Each benchmark task is a Harbor-compatible package under gbqa/tasks/<task-id>. The task package defines the GitHub software release, sandbox runtime assets, interaction modes, verifier entrypoint, human-baseline bug file, precomputed baseline value file, validation cases, and artifact contract.

Environment discovery and preparation live outside the runtime package in environment/. This offline toolchain searches GitHub repositories, detects deployable sub-environments, filters and ranks candidates, runs optional Daytona deployment verification, supports human review, and exports approved task packages into gbqa/tasks.

python -m environment.sourcing.cli run \
  --provider github \
  --query "archived:false fork:false stars:>=10 mirror:false" \
  --limit 500 \
  --top-k 100 \
  --output-dir environment/catalog/runs/dev

python -m environment.export.cli generate \
  --input environment/catalog/runs/dev/approved_task_seeds.jsonl \
  --output gbqa/tasks

• GBQAHarborAgent as the default custom QA agent wrapper.
• Example real GitHub software environment: Dark Castle in a remote Daytona sandbox.
• API and browser interaction modes for the example task.
• Harbor-compatible verifier and reward outputs.

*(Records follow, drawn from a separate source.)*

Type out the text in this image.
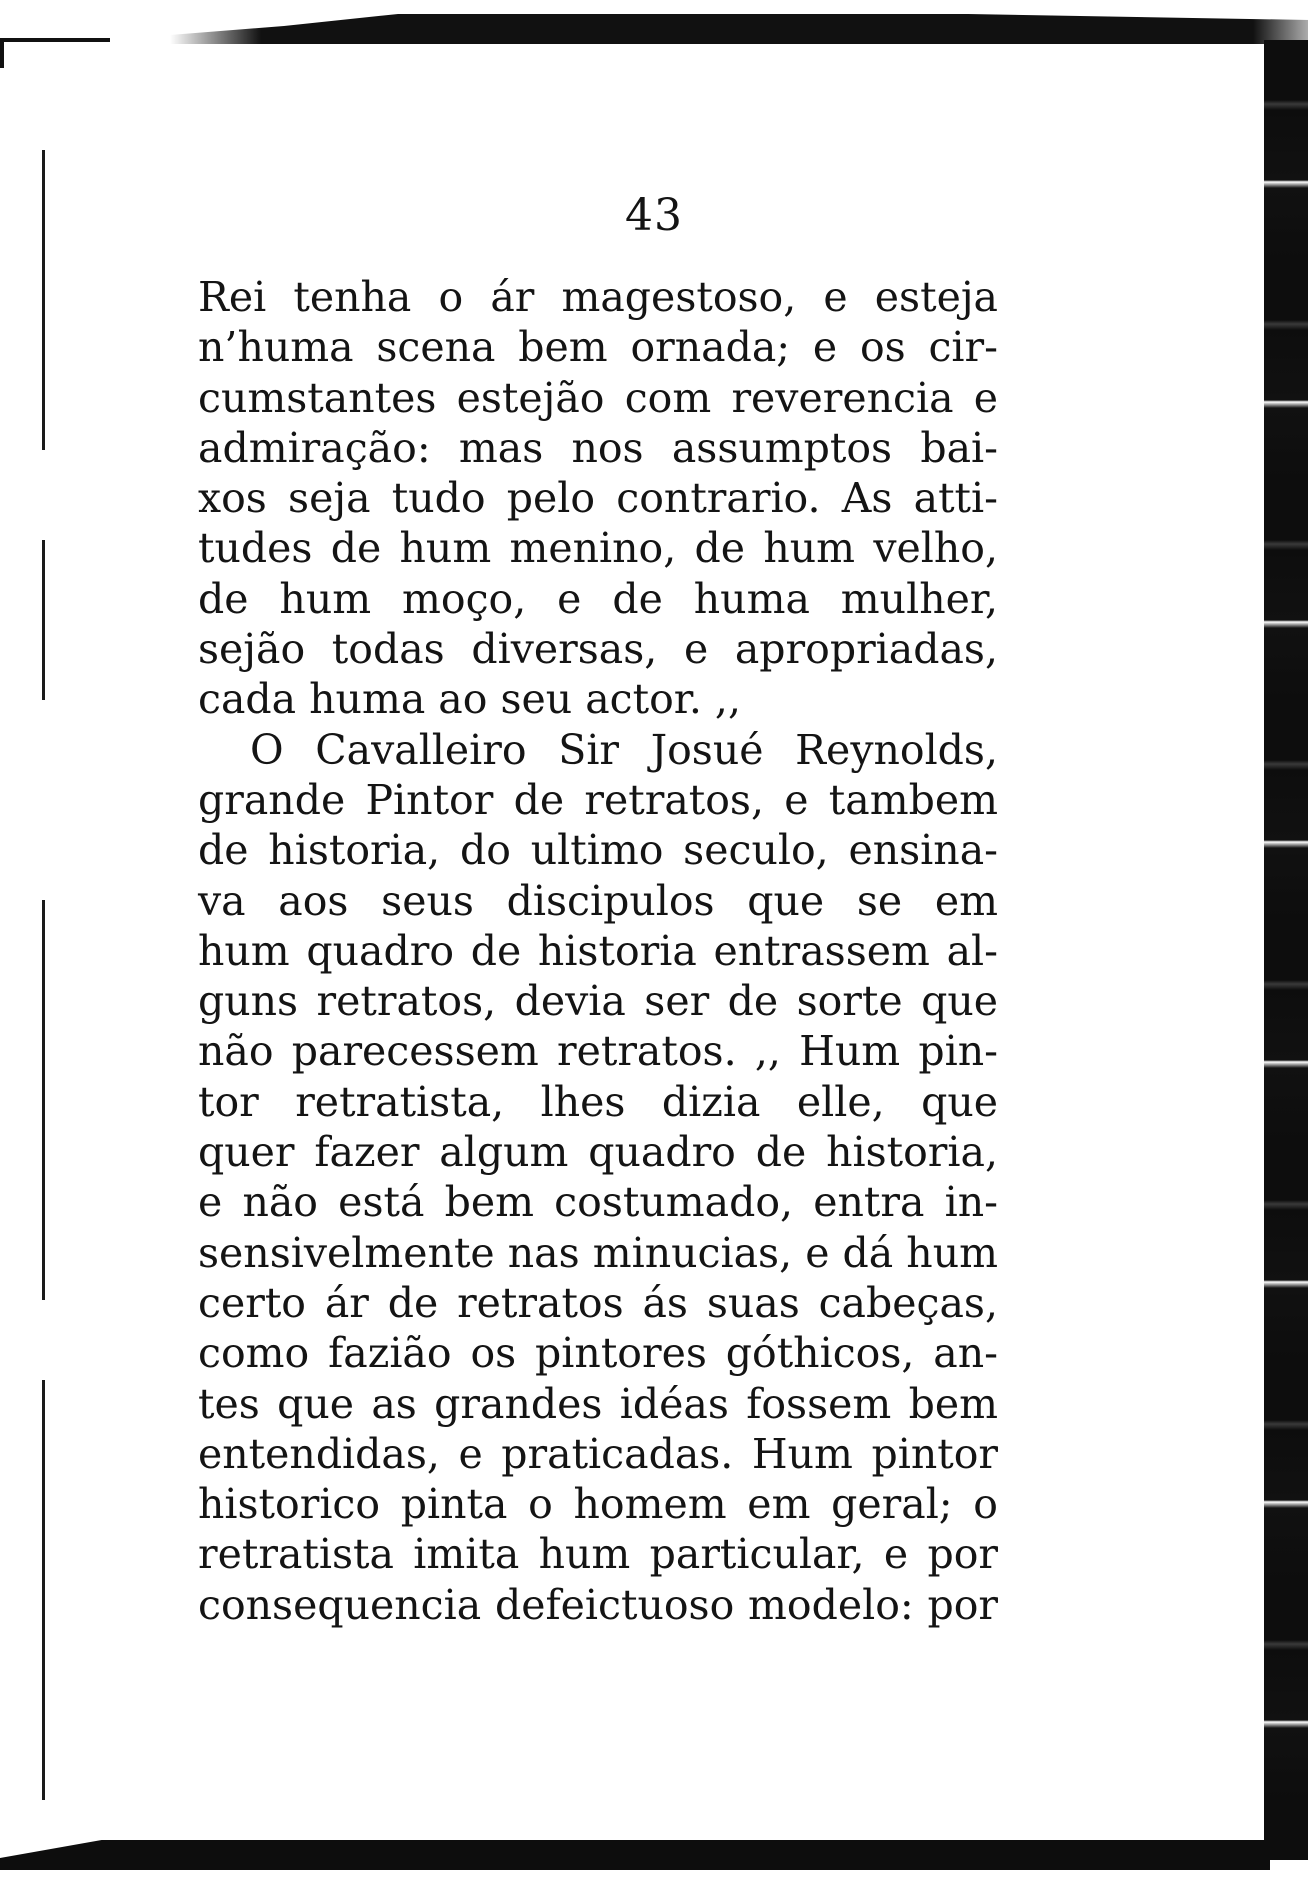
43
Rei tenha o ár magestoso, e esteja
n’huma scena bem ornada; e os cir-
cumstantes estejão com reverencia e
admiração: mas nos assumptos bai-
xos seja tudo pelo contrario. As atti-
tudes de hum menino, de hum velho,
de hum moço, e de huma mulher,
sejão todas diversas, e apropriadas,
cada huma ao seu actor. ,,
O Cavalleiro Sir Josué Reynolds,
grande Pintor de retratos, e tambem
de historia, do ultimo seculo, ensina-
va aos seus discipulos que se em
hum quadro de historia entrassem al-
guns retratos, devia ser de sorte que
não parecessem retratos. ,, Hum pin-
tor retratista, lhes dizia elle, que
quer fazer algum quadro de historia,
e não está bem costumado, entra in-
sensivelmente nas minucias, e dá hum
certo ár de retratos ás suas cabeças,
como fazião os pintores góthicos, an-
tes que as grandes idéas fossem bem
entendidas, e praticadas. Hum pintor
historico pinta o homem em geral; o
retratista imita hum particular, e por
consequencia defeictuoso modelo: por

• Keep Harbor built-in codex and claude-code task runners selectable through gbqa.cli.harbor_run, including subscription auth.
• Add optional custom QA-harness wrappers such as CodexHarborAgent and ClaudeCodeHarborAgent if they provide GBQA-specific behavior beyond Harbor's built-in CLI agents.
• Support local sandbox + colocated agent.
• Support local agent + remote sandbox.
• Add more verified benchmark environments and task manifests.
• Scale parallel evaluation in Daytona sandboxes.

• Support API, browser, computer-use, and mixed interaction methods.
• Extend sandbox support from Linux toward Windows and macOS.
• Run broader LLM evaluation experiments and release a leaderboard.

• Collect trajectory data.
• Standardize reward signals.
• Support RL training and optimization workflows.

Contributions are welcome. The highest-priority areas are new Harbor-compatible task packages, additional agent harness adapters, verifier improvements, and sandbox/runtime robustness.